Given the projected global increase of dementia, Ingram argued, millions more human caregivers will be needed worldwide .

In some experiments, Alzheimer’s patients in long-term care homes responded well when given artificial pets. For example, last year New York State’s Office for the Aging purchased more than 800 tabletop robotic devices to act as companions for older adults. However, Ingram added, there are no quality scientific studies on the potential benefits of such devices. And while the development of increasingly life-like humanoid robot caregivers also is being explored, their use raises ethical questions if patients believe the machines are humans, as well as who will have access to and be able to afford them.

Better tools needed to diagnose, predict dementia’s progression

Two of the biggest challenges in dementia are the lack of good tools to diagnosis and predict the progression of the disease in individuals, said Angela Tam, senior scientist at Perceiv AI.
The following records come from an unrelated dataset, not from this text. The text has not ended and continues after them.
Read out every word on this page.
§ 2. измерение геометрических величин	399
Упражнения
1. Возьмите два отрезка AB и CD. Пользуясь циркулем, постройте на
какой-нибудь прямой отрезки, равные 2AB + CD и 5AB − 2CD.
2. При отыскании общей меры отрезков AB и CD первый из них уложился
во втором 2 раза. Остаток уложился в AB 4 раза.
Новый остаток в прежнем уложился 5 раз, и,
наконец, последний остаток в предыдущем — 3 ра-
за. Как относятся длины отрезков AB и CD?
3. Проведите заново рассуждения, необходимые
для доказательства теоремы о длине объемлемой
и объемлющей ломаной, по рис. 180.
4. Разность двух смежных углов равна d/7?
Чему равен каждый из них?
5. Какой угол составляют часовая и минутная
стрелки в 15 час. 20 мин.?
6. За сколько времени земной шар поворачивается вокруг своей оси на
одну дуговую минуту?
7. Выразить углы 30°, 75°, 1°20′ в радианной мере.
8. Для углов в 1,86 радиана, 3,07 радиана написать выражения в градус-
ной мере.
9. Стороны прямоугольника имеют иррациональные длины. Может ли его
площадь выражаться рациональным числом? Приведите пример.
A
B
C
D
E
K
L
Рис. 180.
The Montreal-based precision medicine company has developed AI technology with biomarkers, genetic components, cognitive tests, and other indicators to forecast disease progression in age-related disorders, focusing specifically on Alzheimer’s. This can help physicians reduce the risk and cost of clinical trials, improve patient care, and assist companies in faster drug development, Tam explained. She noted that a significant majority of people with dementia stay very stable during a typical clinical trial lasting three to four years, making it important to select the right patients at the right time.

According to Dr. Jehangir Appoo, a heart surgeon, clinical associate professor of medicine at the University of Calgary, and founding partner of AioT Health (Artificial Intelligence of Things in Healthcare), a Calgary-based venture capital firm, until recently “the brain has been a black box. We have very rudimentary tools to assess what’s going on in the brain.”

But the advent of high-resolution, real-time imaging technologies — including PET (positron emission tomography) scanning, brain-focused MRI (magnetic resonance imaging), and mapping brain asymmetry — have opened up the brain for examination. Appoo added that when it comes to investment, venture capital in the health care and personalized medicine space is about scaling,  His VC firm looks for three things in new technologies:

  • Impact: can the technology potentially affect 10 percent of humanity, for example?
  • Difference: will the technology make a ten-fold change, or is it just incremental?
  • Market competition: are there a lot of competitors working in the same space on similar technology, or is the innovation a true game-changer?

Among the most exciting technologies for him are medical devices that continuously improve with software updates and devices to improve nocturnal health during sleep.

When it comes to neurotechnology, he said, there is a lot focused on diagnosis; but if this diagnostic capability is not matched with therapeutic actions, then the technology may not make for a sustainable business model.

“You want to match diagnosis with something you can do about it," concluded Appoo.